Lung carcinoma is the leading cause of death related to cancer in both men and women through-out the world. Primary lung carcinoma spreading to pulmonary vessels is quite rare and only few individual cases have been reported in the medical literature.1) The prognostic significance of pulmonary vessel invasion by lung carcinoma is unclear and the treatment is challenging. We aim to describe a case of a primary lung carcinoma infiltrating into both the pulmonary arteries and the left atrium who presented to us with dyspnea and hemoptysis.

A 50-year-old male presented to us with effort dyspnea of NYHA functional class II for last 3 months. He also had one episode of hemoptysis one month back. General examination was significant for suboptimal nutrition and a prominent jugular venous pulsation. Cardiac auscultation revealed a grade III/VI pansystolic murmur at left 3rd and 4th parasternal region which was increasing in intensity on inspiration. Also there was a grade III/VI ejection systolic murmur in the pulmonary area. Electrocardiogram had evidence of right ventricular pressure overload. Chest X-ray (Fig. 1) showed a large opaque shadow in the upper and middle zone of the left lung which could not be separated from the cardiac silhoute. Also the left hemi-diaphragm was higher than the right hemi-diaphragm. Two dimensional (2D) trans thoracic echocardiography (TTE) showed a large extra-cardiac, echo-dense, non mobile mass near the right ventricular outflow and pulmonary artery region (Fig. 2A and B, Supplementary movie 1 and 2) causing severe extrinsic compression of both the right and the left pulmonary artery resulting into severe high pressure tricuspid regurgitation with a peak velocity of 4.2 m/sec (Fig. 2C and D). There was also an abnormal mass visualized into the left atrium in the parasternal long axis view (Fig. 2A, Supplementary movie 3).

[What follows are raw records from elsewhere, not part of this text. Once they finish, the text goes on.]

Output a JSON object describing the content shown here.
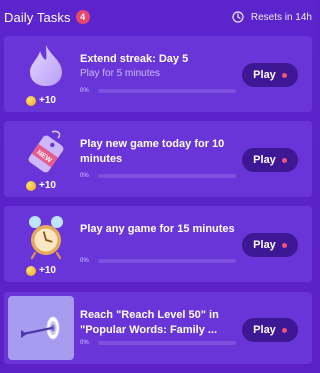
{
  "header": {
    "title": "Daily Tasks",
    "badge_count": "4",
    "reset_text": "Resets in 14h"
  },
  "tasks": [
    {
      "title": "Extend streak: Day 5",
      "subtitle": "Play for 5 minutes",
      "reward": "+10",
      "progress_label": "0%",
      "progress": 0,
      "play_label": "Play",
      "icon": "flame-icon"
    },
    {
      "title": "Play new game today for 10 minutes",
      "subtitle": "",
      "reward": "+10",
      "progress_label": "0%",
      "progress": 0,
      "play_label": "Play",
      "icon": "new-tag-icon"
    },
    {
      "title": "Play any game for 15 minutes",
      "subtitle": "",
      "reward": "+10",
      "progress_label": "0%",
      "progress": 0,
      "play_label": "Play",
      "icon": "alarm-clock-icon"
    },
    {
      "title": "Reach \"Reach Level 50\" in \"Popular Words: Family ...",
      "subtitle": "",
      "reward": "",
      "progress_label": "0%",
      "progress": 0,
      "play_label": "Play",
      "icon": "target-arrow-icon"
    }
  ],
  "colors": {
    "background": "#5a22c8",
    "card": "#6a35d8",
    "play_button": "#3e1794",
    "badge": "#e8466c",
    "accent_dot": "#f0537a"
  }
}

Three dimensional (3D) TTE clearly delineated the surface characteristics and the anatomical relationship of the mass in the left atrium (Fig. 3C and D, Supplementary movie 4 and 5) as well as stenosis of the right pulmonary artery caused by the mass (Fig. 3B). Evaluation by multidetector computed tomography (MDCT) showed a large mass (measuring 8.0 × 8.0 × 7.0 cm) in the upper left pulmonary region encroaching upon and causing severe extrinsic compression of both the pulmonary arteries (Fig. 4A and B). The same mass was infiltrating into the left atrium in the form of a pedunculated growth (Fig. 4C and D). Computed tomography guided biopsy revealed non-small cell lung carcinoma (NSCLC) and patient was graded as T4 NSCLC due to in-growth into left atrium. He was started on cisplatin and paclitaxel based chemotherapy, but patient succumbed one month later due to a large bout of hemoptysis.

Acquired pulmonary artery stenosis is rarely found after childhood1) and a tumor causing bilateral pulmonary artery compression and involvement of the left atrium is rarely reported. The differential diagnosis for the etiology of the extrinsic pulmonary artery compression includes malignant tumors, infection, cyst, and other benign processes leading to fibrosis in the mediastinum. The treatment is directed towards control of the underlying disease. 2D transthoracic echocardiography plays an important role in evaluation of right heart valvular disease.2) The role of 3D echocardiography for evaluation of intracardiac masses is also evolving.3) In the present case, 2D TTE with color Doppler suggested the diagnosis and 3D TTE was complimentary to 2D TTE. The final diagnosis was ultimately made by MDCT with histopathological confirmation.

In short, malignancy is one of the causes of acquired pulmonary artery stenosis in adults and 2D TTE is an important non invasive tool for detection of hemodynamic compromise resulting from the pulmonary flow obstruction. 3D TTE can be useful in evaluation of cases where tumor has an intracardiac extension.